Una Justicia que se aumenta el sueldo mientras la provincia ajusta
El Tribunal Superior de Justicia de Santa Cruz aprobó incrementos que llevarán los salarios de sus vocales hasta los 24 millones de pesos, en un contexto de ajuste, paritarias a la baja y crisis fiscal.
En una provincia atravesada por la escasez de recursos, salarios públicos deteriorados y servicios esenciales en crisis recurrente, el Tribunal Superior de Justicia de Santa Cruz decidió mirarse al espejo y premiarse. Lo hizo en silencio, hacia adentro, mediante una resolución administrativa que le permitirá a sus máximas autoridades cobrar hasta 24 millones de pesos mensuales. No es una anécdota. Es una definición política.

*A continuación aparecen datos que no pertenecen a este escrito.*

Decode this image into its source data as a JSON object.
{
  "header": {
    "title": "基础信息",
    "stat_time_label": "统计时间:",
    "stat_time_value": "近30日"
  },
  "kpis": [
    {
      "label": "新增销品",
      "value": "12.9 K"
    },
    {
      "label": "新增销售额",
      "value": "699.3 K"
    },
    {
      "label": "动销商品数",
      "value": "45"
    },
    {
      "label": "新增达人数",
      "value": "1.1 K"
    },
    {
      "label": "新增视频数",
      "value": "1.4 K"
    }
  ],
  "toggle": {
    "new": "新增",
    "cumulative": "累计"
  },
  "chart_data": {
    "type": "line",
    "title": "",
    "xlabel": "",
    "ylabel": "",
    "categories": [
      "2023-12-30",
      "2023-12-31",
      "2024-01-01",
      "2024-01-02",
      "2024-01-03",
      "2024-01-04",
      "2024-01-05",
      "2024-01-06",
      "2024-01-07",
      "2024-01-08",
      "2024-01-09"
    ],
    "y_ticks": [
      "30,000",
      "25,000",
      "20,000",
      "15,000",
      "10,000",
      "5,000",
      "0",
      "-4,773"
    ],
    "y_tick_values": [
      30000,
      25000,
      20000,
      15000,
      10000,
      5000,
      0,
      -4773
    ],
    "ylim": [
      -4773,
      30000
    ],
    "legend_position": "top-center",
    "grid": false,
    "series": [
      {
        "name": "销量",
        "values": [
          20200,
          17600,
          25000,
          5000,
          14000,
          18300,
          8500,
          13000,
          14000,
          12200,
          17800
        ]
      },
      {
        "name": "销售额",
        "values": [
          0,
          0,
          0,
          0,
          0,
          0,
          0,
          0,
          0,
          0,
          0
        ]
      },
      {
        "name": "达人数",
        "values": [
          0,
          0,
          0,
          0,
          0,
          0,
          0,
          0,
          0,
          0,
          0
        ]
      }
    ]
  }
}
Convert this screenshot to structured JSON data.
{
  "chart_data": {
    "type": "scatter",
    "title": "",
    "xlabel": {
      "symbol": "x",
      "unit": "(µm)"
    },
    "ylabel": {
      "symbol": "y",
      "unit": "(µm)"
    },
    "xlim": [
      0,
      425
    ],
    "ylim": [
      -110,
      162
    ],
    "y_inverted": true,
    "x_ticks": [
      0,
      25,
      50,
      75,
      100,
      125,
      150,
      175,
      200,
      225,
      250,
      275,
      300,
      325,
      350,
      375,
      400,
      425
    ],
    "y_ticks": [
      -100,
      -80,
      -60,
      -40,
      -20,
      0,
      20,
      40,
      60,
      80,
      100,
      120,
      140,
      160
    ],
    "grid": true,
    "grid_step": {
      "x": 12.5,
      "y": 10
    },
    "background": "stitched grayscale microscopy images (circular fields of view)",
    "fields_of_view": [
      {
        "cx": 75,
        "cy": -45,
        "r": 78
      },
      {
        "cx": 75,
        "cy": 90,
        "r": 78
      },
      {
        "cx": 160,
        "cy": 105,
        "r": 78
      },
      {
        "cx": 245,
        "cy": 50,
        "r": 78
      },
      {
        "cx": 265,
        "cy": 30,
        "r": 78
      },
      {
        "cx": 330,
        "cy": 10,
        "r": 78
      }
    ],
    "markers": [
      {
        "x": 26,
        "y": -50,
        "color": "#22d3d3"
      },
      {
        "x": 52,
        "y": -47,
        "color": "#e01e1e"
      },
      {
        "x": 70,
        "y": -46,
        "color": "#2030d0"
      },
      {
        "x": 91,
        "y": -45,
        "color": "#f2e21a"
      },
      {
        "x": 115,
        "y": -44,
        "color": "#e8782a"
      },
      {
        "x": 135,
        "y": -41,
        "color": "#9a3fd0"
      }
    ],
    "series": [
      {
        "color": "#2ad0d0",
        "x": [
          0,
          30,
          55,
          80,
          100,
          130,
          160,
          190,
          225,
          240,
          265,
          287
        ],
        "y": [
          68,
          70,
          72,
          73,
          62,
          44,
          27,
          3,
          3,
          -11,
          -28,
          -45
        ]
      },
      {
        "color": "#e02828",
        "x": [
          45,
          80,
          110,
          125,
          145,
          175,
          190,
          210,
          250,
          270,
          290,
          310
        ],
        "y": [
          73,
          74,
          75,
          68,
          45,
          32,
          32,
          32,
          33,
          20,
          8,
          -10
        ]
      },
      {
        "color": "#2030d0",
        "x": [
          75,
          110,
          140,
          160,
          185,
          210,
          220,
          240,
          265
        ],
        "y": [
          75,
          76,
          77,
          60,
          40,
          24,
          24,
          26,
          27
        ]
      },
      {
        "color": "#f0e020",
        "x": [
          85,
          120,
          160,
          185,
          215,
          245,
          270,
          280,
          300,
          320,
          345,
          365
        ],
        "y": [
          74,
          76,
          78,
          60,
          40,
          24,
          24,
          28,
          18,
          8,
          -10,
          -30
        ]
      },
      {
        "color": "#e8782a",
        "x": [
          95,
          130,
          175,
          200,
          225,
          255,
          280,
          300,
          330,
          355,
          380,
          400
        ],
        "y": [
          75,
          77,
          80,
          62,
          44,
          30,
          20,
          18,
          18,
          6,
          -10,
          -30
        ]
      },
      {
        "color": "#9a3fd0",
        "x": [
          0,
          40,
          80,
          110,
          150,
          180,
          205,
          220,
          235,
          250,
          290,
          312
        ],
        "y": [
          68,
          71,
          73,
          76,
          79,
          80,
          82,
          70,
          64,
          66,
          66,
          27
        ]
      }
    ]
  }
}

Porque cuando un poder del Estado se garantiza incrementos salariales muy por encima del promedio social y del resto del sector público, deja de ser un hecho técnico y pasa a ser una señal de poder. Una señal clara: la Justicia se considera a salvo del esfuerzo que se exige a todos los demás.
Legal, sí. Legítimo, no.
Nadie discute que el Poder Judicial tenga autonomía ni que la Constitución proteja la intangibilidad de los salarios de los jueces. Pero la legalidad no agota la discusión. La legitimidad se construye con responsabilidad institucional, con mesura y con comprensión del contexto.
Autoasignarse aumentos escalonados, acumulativos y superiores a la inflación proyectada, mientras el resto del Estado discute paritarias defensivas, no es independencia judicial. Es autoindulgencia corporativa.
El privilegio como sistema
El contraste es brutal. Mientras docentes, médicos, policías y empleados públicos hacen malabares para sostener ingresos que pierden poder adquisitivo, la cúpula judicial se asegura sueldos de elite en una provincia con enormes desigualdades estructurales.
No se trata de envidia ni de demagogia. Se trata de proporcionalidad y decencia institucional. Un Estado no puede pedir sacrificios cuando uno de sus poderes se excluye de cualquier límite.
El daño a la credibilidad
La Justicia no solo administra sentencias: administra confianza. Y decisiones como esta erosionan esa confianza. Porque la ciudadanía observa, compara y concluye. Con razón o sin ella, el mensaje que queda es devastador: hay funcionarios que ajustan y otros que se blindan.
Más grave aún es el procedimiento. Sin debate público, sin explicaciones previas, sin rendición de cuentas. Una decisión tomada en despachos cerrados, como si la Justicia no debiera explicarle nada a nadie.
Una señal equivocada en el peor momento
Santa Cruz no necesita gestos de privilegio. Necesita instituciones que comprendan su tiempo histórico. El Tribunal Superior de Justicia tenía margen para actuar con prudencia, para diferir aumentos, para alinearse con el esfuerzo colectivo. Eligió lo contrario.
Y cuando la Justicia se coloca en una burbuja salarial, no se fortalece: se aísla. Se aleja de la sociedad que debe juzgar con imparcialidad y servir con austeridad.
Porque una Justicia que parece justa consigo misma, pero indiferente con el resto, deja de parecer justa.